Marokko, das die Westsahara nach dem Abzug der spanischen Kolonisatoren Anfang 1995 besetzt hält, verdient an dem vierjährigen Fischereiabkommen 144 Millionen Euro (196 Millionen US-Dollar). Den Rechtsberatern des Europaparlaments zufolge können die marokkanischen Behörden dem Abkommen zufolge nach Gutdünken verfahren, was die Verwendung der Mittel angeht, auch wenn "verantwortungsvolle und nachhaltige Fischereipraktiken" als erklärte Ziele ausgewiesen wurden.
Aicha Dahane, eine in Großbritannien als Flüchtling anerkannte Sahrauri, weiß von niemanden in der Westsahara, der im Vorfeld des Abkommens informiert geschweige denn um seine Meinung gebeten worden wäre. Sie beschuldigte die EU, "Marokko mehr für Fisch zu zahlen als für unsere Flüchtlinge in Algerien". Die EU-Hilfe für die in Algerien lebenden 100.000 Sahrauis beläuft sich auf jährlich zehn Millionen Euro.
In dem Bemühen, die Ausweitung des Fischereiabkommens auf die Westsahara zu rechtfertigen, beruft sich die Europäische Unon auf ein Rechtsgutachten der UN von 2002. Doch Autor Hans Correll erklärte Jahre später, sich als Europäer für die Art und Weise zu schämen, wie seine Argumente ausgelegt worden seien. Correll zufolge darf die EU nur in den Küstengewässern der Westsahara mit Zustimmung der dort lebenden Menschen fischen.
Sarg Eyckmans von der Solidaritätsgruppe 'Western Sahara Resource Watch' zufolge hat die Europäische Kommission bislang keinen einzigen Nachweis erbracht, daß die Sahrauis von dem EU-Fischereiabkommen profitieren. Das sei enttäuschend und schockierend. Sie sieht in dem Abkommen zudem einen klaren Verstoß gegen internationales Seerecht. So sei der Fischfang in Gewässern verboten, die nicht einem speziellen Land zugeordnet werden können. Marokko habe zwar Anspruch auf die Westsahara, nicht aber auf die Küstengewässer geltend gemacht.

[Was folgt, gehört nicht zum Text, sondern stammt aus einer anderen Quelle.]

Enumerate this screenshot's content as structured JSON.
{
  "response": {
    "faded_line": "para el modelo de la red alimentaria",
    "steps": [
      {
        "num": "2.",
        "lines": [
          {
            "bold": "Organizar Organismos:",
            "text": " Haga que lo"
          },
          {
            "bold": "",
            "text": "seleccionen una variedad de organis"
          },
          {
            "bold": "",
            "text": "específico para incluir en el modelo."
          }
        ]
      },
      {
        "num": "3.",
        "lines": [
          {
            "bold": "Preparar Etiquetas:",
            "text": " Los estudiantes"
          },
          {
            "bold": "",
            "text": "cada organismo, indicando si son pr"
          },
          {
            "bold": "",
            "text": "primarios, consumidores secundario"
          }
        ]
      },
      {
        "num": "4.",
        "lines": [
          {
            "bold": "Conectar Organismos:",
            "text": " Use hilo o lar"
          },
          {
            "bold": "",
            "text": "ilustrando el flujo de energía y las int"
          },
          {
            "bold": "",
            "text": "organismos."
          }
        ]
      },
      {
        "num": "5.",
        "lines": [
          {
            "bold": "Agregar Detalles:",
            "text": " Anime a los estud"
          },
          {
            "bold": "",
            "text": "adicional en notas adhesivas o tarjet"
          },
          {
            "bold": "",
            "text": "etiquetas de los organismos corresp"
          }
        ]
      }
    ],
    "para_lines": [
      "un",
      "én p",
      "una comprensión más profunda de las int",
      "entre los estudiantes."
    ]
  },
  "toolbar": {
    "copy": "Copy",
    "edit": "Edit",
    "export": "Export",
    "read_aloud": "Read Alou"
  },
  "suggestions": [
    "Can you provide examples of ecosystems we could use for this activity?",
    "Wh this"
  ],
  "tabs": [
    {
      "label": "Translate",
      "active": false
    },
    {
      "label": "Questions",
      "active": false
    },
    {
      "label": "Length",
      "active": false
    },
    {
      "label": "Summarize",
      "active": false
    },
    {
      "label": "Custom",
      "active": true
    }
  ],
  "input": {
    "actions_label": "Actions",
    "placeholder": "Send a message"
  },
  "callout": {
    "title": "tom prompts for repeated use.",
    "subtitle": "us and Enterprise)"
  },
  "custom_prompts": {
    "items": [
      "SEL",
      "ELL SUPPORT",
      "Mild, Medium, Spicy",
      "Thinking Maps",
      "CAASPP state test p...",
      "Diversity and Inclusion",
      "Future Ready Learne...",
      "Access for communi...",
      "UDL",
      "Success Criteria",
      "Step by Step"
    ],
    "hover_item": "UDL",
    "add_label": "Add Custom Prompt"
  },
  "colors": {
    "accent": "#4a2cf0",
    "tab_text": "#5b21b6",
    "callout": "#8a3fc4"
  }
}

Den Rechtsberatern des Europäischen Parlaments zufolge muß die Westsahara als "Territorium ohne eigene Regierung" behandelt werden. Nach internationalem Recht gelte es die Wünsche der lokalen Bevölkerung eines solchen Territoriums zu respektieren, dessen Ressourcen zu wirtschaftlichen Zwecken ausgebeutet werden.
Seit 1975 erheben Marokko und die von Algerien unterstützte Widerstandsgruppe POLISARIO Anspruch auf die Westsahara. Während die POLISARIO auf ein Referendum für die Unabhängigkeit pocht, ist Marokko lediglich bereit, den Menschen in der ressourcenreichen Region ein gewisses Maß an Autonomie zuzugestehen. Der Internationale Gerichtshof hatte der Westsahara bereits 1975 das Recht auf Selbstbestimmung zugesprochen. 1976 verhinderte der Einmarsch marokkanischer Truppen das von Spanien geplante Referendum und provozierte die Gründung der Widerstandsgrippe POLISARIO, die noch im selben Jahr die Demokratische Arabische Republik Sahara (DARS) ausrief.
Marokko erkannte die DARS nicht an und annektierte die nördlichen zwei Drittel der Westsahara, Mauretanien beanspruchte den Süden, zog sich aber 1979 aus der Westsahara zurück und überließ Marokko das Feld. 1991 wurde ein Waffenstillstand beschlossen, und der UN-Sicherheitsrat verabschiedete eine Resolution zu einem Referendum, das allerdings bis heute aufgrund des marokkanischen Widerstands auf sich warten läßt.
Im April 2007 legte Marokko der UN als Ausgangspunkt für weitere Verhandlungen mit der POLISARIO einen Autonomieplan vor. Darin signalisiert die Besatzungsmacht ihre Bereitschaft, einen Teil der Macht an Institutionen und Funktionäre abzugeben, die von den Sahrauis bestimmt werden sollen.
Ein Referendum über die Unabhängigkeit der letzten Kolonie Afrikas, in der 1949 die weltgrößten Fosfatlager entdeckt wurden, lehnt Marokko jedoch weiterhin kategorisch ab. Um jeden Zweifel an einem Rechtsanspruch auf das Gebiet auszuräumen, hat das Land einen entsprechenden Passus in die Verfassung von 1996 aufgenommen. Darin heißt es, daß der König "die Unabhängigkeit des Landes und die territoriale Integrität des Königreichs innerhalb seiner authentischen Grenzen garantiert".